ExxonMobil, the United States-based energy producer, has been running a pilot program aimed at using the energy from excess gas to power crypto mining rigs, and it may be expanding its operations to four other countries.
It has been reported that ExxonMobil had inked a deal with Crusoe Energy to use excess gas from oil wells in North Dakota to run Bitcoin (BTC) miners. The project reportedly uses 18 million cubic feet of natural gas per month, around 0.4% of the oil giant’s reported operations in the state, producing 158 million cubic feet of natural gas each day.
However, the company launched the pilot program in January 2021 and is now reportedly considering expanding to Nigeria, Argentina, Guyana, and Germany, in addition to launching a similar project in Alaska. In February, oil and gas giant ConocoPhillips was running a program selling excess gas to third-party BTC miners for fuel.
The report said that transporting natural gas requires pipelines which cannot always safely accommodate the amount produced. Companies are often forced to burn off any excess gas or vent it into the air, ultimately harming the environment and the firms’ profit margins.
Danielle Fugere, the President of Environmental Shareholder Advocacy Group As You Sow, said:
“It is creating use of what would be otherwise wasted.”

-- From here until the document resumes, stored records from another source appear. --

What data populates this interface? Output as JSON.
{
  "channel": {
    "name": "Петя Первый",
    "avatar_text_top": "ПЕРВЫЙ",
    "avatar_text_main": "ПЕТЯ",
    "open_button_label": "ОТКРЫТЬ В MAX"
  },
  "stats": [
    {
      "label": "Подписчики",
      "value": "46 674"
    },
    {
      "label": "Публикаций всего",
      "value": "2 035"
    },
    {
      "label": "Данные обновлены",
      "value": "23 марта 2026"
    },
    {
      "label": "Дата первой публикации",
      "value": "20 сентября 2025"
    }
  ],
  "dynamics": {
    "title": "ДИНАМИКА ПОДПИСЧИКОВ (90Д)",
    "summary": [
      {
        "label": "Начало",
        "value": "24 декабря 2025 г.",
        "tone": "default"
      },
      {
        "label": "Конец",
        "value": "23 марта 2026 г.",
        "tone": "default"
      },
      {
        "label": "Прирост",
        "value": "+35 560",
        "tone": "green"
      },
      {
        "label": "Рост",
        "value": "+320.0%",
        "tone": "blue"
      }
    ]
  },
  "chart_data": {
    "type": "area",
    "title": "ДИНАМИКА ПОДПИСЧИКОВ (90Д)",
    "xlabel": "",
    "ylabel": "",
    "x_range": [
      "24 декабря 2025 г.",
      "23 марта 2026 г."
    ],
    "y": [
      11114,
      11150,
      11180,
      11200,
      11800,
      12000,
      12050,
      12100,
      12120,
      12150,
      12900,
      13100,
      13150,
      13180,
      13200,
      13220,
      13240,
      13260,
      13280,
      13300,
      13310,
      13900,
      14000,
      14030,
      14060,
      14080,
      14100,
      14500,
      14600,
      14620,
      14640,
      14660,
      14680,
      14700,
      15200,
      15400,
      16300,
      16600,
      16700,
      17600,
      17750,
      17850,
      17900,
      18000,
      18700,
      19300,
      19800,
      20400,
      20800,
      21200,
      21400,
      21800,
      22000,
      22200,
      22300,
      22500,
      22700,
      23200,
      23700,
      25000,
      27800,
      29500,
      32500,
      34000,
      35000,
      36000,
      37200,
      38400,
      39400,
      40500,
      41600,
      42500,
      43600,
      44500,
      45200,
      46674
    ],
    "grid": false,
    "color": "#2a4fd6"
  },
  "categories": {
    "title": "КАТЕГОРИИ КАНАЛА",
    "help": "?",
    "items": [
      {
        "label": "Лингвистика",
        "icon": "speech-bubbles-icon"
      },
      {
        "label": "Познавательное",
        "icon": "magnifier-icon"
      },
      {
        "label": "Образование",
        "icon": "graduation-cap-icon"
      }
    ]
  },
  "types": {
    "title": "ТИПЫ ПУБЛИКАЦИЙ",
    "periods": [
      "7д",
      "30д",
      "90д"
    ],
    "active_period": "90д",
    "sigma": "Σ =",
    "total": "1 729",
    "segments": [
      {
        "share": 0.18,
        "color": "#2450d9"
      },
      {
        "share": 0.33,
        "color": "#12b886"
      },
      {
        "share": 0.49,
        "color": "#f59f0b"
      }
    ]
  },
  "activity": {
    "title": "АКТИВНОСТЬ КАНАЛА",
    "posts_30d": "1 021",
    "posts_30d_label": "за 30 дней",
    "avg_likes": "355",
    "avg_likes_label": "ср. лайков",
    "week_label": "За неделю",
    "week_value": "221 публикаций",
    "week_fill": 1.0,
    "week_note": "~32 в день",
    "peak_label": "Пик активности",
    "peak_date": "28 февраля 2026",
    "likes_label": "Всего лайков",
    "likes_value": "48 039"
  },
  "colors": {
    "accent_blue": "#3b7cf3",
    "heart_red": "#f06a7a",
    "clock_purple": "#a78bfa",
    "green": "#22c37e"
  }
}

Likewise, Crusoe Energy operated 60 data centers for crypto mining across four US states, as of September 2021, powered by “gas from the oil wells that would otherwise be flared on site.” Instead of burning off the gas, diverting it to crypto mining reportedly reduces carbon dioxide-equivalent emissions “by as much as 63%.”
Though the Bakken shale basin in North Dakota is a major source of natural gas for the United States, Texas is also home to many oil and gas companies, in addition to crypto mining firms seeing the potential for energy production in the state.
Thus, in contrast, New York lawmakers have proposed suspending proof-of-work mining powered by fossil fuels in response to critics citing environmental concerns.